Drama queens and extroverts pushed aside for wild housemates

As millions of fans gear up to watch the launch of Big Brother 2009 tonight, the nation’s obsession with spying on feathered housemates has also become apparent.

New figures show that almost a quarter of a million people looked at ‘nest-cams’ on the RSPB’s website during May alone, highlighting the UK’s passion for birds and other wildlife.

RSPB member Dianne Rogers says: “I always have a little look online at the nest cams when I get in from work, I suppose you could say I’m hooked! Sometimes the birds are doing absolutely nothing and minding their own business but sometimes you see them landing back home or feeding.
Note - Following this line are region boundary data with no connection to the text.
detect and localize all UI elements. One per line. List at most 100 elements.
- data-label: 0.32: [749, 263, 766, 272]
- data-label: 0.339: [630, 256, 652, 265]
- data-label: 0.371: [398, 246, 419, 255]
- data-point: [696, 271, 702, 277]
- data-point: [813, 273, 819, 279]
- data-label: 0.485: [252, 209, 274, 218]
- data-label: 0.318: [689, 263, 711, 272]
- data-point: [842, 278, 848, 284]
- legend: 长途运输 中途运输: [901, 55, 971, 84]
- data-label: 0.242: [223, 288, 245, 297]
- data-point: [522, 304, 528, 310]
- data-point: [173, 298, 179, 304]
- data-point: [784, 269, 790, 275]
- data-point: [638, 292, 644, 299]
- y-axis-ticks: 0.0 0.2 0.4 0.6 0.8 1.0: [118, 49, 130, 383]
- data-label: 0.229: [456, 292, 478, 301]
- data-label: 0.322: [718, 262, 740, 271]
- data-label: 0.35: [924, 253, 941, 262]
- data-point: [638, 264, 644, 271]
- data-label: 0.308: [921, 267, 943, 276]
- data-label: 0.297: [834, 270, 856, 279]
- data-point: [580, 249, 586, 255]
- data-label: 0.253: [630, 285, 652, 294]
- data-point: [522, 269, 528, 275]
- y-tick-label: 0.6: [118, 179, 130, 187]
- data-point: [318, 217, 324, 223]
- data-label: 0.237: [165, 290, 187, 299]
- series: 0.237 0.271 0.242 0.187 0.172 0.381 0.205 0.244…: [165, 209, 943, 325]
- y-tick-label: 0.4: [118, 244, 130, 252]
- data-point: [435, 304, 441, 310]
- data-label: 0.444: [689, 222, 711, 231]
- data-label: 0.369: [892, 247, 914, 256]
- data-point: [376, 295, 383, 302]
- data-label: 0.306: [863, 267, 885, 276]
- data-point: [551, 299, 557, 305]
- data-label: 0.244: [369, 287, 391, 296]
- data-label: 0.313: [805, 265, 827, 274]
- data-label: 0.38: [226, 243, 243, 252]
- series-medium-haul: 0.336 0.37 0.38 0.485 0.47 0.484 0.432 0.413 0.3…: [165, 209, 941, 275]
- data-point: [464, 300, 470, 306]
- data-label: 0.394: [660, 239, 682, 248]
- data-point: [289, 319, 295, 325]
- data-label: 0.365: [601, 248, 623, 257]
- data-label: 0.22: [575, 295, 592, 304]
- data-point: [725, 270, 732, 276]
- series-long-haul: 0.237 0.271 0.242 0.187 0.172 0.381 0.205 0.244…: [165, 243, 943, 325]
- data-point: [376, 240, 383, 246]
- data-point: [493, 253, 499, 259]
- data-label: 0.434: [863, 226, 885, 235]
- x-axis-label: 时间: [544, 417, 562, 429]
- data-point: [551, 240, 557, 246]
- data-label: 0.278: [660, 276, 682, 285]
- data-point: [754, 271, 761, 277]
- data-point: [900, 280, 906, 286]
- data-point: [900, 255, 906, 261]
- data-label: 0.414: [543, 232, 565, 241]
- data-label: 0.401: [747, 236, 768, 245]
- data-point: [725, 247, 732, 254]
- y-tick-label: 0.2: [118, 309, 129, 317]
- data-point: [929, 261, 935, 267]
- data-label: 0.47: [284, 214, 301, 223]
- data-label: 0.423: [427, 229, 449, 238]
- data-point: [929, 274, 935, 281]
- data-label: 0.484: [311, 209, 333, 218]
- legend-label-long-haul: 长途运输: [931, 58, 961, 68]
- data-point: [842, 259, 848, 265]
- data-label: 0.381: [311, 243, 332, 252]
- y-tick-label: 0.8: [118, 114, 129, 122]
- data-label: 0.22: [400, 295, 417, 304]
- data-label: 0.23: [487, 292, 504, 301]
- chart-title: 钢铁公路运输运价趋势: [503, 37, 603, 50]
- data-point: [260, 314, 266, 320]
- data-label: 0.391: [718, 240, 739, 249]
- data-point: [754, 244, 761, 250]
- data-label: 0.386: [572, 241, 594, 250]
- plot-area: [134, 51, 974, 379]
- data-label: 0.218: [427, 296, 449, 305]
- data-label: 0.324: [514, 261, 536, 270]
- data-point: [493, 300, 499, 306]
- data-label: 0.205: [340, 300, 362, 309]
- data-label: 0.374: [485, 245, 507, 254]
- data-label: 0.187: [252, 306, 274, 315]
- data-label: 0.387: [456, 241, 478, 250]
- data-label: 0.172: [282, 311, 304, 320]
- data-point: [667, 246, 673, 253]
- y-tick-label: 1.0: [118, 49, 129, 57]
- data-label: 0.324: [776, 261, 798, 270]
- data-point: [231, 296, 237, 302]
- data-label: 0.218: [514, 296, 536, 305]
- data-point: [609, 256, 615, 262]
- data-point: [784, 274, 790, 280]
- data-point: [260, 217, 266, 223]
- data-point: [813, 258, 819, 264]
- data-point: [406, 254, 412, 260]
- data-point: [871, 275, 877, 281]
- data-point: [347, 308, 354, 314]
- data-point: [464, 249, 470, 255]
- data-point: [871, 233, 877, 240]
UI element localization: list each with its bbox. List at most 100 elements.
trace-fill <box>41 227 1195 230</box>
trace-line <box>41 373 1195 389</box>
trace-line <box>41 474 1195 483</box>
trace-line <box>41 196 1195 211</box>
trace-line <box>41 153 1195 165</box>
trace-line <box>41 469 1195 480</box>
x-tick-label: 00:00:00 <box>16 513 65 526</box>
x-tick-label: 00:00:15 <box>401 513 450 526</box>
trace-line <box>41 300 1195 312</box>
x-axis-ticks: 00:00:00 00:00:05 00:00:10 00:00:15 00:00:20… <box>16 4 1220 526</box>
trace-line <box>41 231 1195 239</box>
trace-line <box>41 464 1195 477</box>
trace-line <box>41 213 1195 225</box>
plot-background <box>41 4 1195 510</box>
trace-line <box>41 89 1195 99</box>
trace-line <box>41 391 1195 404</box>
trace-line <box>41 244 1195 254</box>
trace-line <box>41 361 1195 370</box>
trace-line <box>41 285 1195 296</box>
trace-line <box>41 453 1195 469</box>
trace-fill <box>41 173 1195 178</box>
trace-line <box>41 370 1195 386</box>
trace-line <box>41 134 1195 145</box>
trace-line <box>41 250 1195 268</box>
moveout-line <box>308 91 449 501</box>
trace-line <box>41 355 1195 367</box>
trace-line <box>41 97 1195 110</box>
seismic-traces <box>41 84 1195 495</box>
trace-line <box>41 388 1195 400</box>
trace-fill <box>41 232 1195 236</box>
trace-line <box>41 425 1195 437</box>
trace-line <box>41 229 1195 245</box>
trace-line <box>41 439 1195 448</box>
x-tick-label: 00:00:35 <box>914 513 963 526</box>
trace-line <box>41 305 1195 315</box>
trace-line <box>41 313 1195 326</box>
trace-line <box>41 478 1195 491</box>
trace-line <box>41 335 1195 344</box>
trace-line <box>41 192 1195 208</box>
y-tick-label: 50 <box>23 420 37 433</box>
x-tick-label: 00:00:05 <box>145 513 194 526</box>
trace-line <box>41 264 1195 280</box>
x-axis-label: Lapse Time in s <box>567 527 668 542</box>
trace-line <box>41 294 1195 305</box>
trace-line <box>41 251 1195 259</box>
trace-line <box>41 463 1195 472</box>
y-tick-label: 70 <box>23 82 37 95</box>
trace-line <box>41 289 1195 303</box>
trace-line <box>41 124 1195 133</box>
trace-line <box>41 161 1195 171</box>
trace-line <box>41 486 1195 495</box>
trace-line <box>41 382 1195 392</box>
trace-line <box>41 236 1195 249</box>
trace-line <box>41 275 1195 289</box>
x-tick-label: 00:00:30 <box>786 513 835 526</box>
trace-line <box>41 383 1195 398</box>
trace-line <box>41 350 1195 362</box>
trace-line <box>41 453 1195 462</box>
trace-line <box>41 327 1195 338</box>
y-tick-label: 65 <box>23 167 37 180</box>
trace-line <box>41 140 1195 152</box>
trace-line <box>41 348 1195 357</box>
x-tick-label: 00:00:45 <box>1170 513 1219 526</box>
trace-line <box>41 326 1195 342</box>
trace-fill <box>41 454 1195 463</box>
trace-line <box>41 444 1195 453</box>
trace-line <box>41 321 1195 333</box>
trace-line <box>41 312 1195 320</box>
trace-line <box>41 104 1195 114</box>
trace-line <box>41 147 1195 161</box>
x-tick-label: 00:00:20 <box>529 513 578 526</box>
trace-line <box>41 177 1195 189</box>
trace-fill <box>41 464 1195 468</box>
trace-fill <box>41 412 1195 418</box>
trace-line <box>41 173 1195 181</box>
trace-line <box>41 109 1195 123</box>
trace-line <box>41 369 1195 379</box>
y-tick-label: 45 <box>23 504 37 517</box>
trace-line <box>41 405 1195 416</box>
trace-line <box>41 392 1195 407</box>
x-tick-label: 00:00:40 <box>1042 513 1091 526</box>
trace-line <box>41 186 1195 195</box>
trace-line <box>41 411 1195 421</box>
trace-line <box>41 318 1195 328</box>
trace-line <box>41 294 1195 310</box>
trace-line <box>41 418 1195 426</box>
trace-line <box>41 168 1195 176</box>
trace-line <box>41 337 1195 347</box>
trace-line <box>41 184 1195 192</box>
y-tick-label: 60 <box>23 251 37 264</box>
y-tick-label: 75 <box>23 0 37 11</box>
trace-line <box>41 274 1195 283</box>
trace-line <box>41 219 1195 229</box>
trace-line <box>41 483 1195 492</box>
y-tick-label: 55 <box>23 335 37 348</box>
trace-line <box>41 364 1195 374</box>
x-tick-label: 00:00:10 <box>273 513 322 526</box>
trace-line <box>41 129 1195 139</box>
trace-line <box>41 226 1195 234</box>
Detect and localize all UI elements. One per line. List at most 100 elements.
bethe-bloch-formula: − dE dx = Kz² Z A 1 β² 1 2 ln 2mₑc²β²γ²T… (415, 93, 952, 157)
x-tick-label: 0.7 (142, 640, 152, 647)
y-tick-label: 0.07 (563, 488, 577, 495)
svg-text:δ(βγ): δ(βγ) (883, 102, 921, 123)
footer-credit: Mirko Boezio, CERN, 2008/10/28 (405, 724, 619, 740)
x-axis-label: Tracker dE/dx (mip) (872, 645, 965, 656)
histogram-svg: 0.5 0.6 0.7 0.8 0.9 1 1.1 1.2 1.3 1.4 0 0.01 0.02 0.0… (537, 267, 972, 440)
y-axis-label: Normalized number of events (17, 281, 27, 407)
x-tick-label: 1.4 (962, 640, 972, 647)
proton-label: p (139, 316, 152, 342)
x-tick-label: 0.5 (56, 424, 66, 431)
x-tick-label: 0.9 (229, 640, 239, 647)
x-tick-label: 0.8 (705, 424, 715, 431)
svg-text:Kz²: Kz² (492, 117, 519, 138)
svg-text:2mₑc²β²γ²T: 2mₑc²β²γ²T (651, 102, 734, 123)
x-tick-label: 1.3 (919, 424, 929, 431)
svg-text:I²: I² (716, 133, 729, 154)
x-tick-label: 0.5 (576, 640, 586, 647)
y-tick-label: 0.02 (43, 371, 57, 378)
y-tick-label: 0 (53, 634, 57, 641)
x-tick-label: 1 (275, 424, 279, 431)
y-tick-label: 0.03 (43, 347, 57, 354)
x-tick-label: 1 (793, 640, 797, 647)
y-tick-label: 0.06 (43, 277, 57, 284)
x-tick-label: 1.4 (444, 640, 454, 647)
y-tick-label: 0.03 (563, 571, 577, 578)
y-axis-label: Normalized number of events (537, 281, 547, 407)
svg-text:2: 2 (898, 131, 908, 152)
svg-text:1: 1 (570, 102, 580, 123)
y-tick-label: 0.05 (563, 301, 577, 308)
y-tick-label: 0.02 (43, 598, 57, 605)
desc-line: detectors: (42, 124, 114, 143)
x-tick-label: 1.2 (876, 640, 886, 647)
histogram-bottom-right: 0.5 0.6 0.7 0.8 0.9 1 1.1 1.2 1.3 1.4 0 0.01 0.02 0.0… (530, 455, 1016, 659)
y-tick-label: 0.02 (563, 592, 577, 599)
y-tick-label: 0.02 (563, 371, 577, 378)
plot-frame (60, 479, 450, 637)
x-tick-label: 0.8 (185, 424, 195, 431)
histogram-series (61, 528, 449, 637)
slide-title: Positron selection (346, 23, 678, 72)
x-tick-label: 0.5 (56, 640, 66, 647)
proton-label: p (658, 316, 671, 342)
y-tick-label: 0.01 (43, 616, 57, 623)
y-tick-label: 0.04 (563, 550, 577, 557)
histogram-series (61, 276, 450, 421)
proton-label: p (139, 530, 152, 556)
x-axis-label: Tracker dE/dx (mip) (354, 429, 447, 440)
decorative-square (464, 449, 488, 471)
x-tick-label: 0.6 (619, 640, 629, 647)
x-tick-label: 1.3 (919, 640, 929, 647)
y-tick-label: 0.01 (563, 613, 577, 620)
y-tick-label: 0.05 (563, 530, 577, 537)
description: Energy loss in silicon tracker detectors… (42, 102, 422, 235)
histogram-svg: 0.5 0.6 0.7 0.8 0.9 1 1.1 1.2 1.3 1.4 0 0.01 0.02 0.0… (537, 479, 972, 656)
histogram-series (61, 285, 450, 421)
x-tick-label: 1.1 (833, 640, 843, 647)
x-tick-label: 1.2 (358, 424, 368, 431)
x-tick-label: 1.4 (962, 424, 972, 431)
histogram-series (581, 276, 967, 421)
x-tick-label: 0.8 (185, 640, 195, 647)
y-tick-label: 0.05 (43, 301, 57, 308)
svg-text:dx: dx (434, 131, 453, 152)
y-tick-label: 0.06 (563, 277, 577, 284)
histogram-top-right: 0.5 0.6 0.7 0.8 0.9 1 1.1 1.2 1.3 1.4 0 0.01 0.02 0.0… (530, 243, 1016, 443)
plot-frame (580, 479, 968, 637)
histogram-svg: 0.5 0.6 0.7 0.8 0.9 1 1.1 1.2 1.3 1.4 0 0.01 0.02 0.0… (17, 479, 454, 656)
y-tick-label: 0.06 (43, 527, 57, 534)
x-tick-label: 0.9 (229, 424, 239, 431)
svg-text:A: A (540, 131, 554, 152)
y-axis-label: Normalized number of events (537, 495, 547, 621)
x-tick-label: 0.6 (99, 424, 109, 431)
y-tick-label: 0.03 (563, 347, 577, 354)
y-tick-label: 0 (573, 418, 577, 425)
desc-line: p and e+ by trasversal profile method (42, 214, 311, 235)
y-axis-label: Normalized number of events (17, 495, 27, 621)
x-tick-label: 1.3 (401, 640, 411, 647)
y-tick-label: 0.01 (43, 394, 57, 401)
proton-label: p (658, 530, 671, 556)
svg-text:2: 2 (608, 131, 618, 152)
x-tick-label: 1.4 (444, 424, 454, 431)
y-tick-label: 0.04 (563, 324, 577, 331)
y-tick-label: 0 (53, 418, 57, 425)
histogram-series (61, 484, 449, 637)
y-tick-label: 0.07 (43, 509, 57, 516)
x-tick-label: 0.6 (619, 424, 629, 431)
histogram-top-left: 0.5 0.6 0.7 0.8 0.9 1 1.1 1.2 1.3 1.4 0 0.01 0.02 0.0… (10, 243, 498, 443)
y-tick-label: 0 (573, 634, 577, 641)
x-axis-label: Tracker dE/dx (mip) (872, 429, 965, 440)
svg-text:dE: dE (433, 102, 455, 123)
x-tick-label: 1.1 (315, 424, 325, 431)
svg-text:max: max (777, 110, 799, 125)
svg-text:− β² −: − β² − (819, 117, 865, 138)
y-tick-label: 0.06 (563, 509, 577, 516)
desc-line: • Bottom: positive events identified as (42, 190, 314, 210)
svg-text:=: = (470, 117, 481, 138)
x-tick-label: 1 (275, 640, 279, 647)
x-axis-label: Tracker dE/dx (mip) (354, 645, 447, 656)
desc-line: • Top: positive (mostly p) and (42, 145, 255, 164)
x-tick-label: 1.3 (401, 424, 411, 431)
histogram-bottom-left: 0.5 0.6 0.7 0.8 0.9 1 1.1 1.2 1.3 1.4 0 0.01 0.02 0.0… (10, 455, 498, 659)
“At this time of year its particularly exciting to keep an eye on the birds online as with breeding season well underway you never know what you’re going to see. I’m still hopeful that I’ll tune in and see a chick leaving the nest for the first time!”

Over 100,000 people kept an eye on a pair of ospreys on the RSPB’s Loch Garten nature reserve in Scotland last month alone.  The birds were featured on last year’s Springwatch and again last night and viewers were desperate to find out if they successfully bred again this year.

Close-up, nest-side seats give visitors incredible views of the birds incubating their eggs and feeding their chicks and the couple are still busy at the top of the tree on the RSPB reserve.

The RSPB has high quality cameras on many nests, nest boxes and feeders around the country, for monitoring purposes, research and enjoyment.

Birds under surveillance include the ospreys, peregrine falcons, goshawks, choughs, and garden birds to name but a few, and wildlife lovers visit in their droves to see their latest exploits.

RSPB Web-Manager Andy Westley says: “The nest cams are always popular and visitor numbers just keep growing. It seems that as soon as a nest-cam goes up people really take the birds to heart and need to know how they are doing.

“Every year we get people asking when certain birds will appear online again and its very clear that as a nation we just love watching birds, be it in the garden or online. Interestingly, more people watch at work than during the evenings and weekend!

“We know that people from troops in Iraq to bird lovers stuck in the office watch the camera footage online and we’re delighted that we can bring so many people closer to nature this way.”